Das wiegt schwerer als Fragen von Stil und Professionalität, über die angesichts der aggressiven Sabotage, die die CSU als kleinster Koalitionspartner derzeit betreibt, auch zu reden wäre. Damit sind nicht die üblichen Uneinigkeiten gemeint, die sich darin zeigen, dass etwa in der Klimapolitik, bei der Belebung der ländlichen Regionen und beim Internetausbau noch immer nichts vorangeht.
Bittere Wahrheiten
Vielmehr treten einige bittere Wahrheiten zutage – bitter jedenfalls für alle, die diese neue große Koalition als vielleicht letzte Chance begriffen haben, dem Durchmarsch des Populismus auch in Deutschland noch etwas entgegenzusetzen. Das naheliegendste dieser Erkenntnisse ist, dass die Auswirkungen der Flüchtlingskrise von 2015 auf die deutsche Politik längst noch nicht verdaut sind.
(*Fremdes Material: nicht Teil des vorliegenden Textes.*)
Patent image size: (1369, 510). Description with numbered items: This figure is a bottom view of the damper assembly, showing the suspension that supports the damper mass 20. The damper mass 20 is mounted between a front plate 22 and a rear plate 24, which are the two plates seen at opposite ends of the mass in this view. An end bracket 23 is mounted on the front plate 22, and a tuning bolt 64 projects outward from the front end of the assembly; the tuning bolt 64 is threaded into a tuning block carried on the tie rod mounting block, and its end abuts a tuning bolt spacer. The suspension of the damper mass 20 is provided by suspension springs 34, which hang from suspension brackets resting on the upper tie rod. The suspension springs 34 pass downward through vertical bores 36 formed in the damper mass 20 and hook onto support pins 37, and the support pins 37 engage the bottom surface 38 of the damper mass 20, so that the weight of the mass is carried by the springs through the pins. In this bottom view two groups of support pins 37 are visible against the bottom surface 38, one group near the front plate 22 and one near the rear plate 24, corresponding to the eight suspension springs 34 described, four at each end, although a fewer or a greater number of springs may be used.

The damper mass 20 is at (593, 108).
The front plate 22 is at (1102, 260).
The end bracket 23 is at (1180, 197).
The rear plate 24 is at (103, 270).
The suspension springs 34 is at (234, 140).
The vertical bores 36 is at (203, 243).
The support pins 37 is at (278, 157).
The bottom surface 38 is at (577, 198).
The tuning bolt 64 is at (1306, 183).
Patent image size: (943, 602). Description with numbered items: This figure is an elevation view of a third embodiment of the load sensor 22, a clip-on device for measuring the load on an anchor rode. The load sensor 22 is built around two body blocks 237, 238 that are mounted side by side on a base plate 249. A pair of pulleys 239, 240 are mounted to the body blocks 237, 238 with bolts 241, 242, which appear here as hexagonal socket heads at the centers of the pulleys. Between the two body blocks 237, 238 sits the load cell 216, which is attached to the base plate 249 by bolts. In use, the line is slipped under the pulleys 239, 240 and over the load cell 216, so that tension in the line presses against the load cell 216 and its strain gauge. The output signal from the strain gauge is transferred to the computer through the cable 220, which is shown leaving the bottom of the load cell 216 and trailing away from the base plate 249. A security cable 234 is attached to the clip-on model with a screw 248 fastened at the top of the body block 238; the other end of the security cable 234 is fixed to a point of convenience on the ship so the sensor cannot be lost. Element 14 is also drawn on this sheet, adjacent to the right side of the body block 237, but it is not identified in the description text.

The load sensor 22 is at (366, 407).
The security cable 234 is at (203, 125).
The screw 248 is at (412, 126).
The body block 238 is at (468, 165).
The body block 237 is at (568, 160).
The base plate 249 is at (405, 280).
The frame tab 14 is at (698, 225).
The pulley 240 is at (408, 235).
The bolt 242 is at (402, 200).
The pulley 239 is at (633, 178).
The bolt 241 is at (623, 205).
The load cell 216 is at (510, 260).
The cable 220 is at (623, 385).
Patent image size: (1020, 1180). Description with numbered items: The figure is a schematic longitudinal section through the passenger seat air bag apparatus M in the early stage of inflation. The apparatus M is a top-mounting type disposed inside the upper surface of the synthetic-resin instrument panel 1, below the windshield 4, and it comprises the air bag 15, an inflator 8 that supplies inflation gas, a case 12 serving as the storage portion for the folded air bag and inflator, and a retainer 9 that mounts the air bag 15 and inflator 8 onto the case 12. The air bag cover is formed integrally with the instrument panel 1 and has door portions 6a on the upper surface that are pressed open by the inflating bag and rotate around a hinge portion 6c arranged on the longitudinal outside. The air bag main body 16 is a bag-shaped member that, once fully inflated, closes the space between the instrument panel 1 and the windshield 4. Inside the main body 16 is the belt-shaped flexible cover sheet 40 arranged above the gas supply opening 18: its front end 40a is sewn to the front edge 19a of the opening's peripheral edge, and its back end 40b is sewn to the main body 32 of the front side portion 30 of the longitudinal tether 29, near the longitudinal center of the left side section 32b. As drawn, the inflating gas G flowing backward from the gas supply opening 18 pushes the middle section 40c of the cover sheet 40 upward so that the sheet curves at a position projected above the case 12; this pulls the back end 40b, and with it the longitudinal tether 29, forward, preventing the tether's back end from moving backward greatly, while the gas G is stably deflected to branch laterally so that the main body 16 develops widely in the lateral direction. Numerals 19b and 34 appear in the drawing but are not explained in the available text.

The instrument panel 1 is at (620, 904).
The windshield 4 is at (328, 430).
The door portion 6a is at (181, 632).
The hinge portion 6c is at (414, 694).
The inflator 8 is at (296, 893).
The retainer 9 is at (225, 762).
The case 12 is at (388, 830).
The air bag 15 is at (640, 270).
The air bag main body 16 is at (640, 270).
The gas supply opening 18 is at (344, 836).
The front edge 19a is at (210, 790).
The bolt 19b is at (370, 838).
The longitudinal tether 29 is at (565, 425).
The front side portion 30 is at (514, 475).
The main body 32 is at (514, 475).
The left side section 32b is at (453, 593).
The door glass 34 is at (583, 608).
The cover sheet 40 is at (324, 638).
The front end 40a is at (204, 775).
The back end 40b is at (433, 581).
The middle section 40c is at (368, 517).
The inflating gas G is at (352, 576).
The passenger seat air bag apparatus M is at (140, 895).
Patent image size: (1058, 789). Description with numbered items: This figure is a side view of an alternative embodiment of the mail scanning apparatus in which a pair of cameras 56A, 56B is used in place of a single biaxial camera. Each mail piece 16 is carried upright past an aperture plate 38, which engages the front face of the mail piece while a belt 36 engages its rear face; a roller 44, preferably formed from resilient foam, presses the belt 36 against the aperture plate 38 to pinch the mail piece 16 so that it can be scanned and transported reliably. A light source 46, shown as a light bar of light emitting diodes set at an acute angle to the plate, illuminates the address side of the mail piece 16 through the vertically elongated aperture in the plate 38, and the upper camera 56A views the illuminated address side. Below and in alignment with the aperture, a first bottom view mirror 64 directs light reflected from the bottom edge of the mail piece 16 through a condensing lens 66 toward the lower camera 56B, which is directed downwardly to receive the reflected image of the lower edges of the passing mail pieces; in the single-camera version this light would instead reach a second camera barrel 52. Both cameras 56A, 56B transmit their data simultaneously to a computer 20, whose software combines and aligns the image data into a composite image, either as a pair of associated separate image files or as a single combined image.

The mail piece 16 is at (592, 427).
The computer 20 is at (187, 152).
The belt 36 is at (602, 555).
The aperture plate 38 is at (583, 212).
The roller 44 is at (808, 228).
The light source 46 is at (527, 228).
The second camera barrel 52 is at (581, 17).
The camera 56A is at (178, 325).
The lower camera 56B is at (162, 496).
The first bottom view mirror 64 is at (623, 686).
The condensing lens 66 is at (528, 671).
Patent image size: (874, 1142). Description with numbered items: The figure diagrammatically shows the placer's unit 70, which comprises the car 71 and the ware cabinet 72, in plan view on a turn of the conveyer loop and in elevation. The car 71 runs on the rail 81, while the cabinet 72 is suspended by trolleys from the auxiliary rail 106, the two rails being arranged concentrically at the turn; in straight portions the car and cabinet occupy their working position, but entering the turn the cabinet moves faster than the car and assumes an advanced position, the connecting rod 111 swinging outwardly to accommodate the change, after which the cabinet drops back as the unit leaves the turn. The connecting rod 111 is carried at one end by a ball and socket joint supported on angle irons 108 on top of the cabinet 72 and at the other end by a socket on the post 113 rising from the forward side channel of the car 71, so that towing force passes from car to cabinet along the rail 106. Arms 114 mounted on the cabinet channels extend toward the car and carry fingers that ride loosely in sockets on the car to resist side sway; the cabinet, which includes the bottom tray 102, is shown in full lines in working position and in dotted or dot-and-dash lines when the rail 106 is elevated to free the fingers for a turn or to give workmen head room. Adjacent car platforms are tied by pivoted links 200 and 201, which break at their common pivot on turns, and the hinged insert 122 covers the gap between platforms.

Doch es ist nicht allein die CSU, der das Flüchtlingsthema noch unter den Nägeln brennt, auch bei den Bürgern gibt es kaum ein politisches Thema, das so hitzig diskutiert wird. Das mag auch daran liegen, dass andere Probleme zu kompliziert sind, um sich im Alltag darüber aufzuregen. Aber einen so anhaltenden Gesprächsbedarf können weder TV-Talkshows, noch Minister-Stänkereien allein auslösen.
Selbst bei der CSU hat die Eskalation des Themas ihren Grund nicht nur in Sturheit, Trotz und Angst vor Wählerflucht zur AfD. Vielmehr haben die drei Koalitionäre verschiedene Schlüsse daraus gezogen, dass sie im Herbst ihre schlechtesten Wahlergebnisse seit Jahrzehnten eingefahren haben.
Auch ihre Analysen, wie der Vertrauenskrise gegenüber Politik und Medien, ja der Krise der gesamten liberalen Demokratie beizukommen sei, unterscheiden sich grundlegend: Das ist die Wurzel des üblen Bildes, das die große Koalition gerade abgibt.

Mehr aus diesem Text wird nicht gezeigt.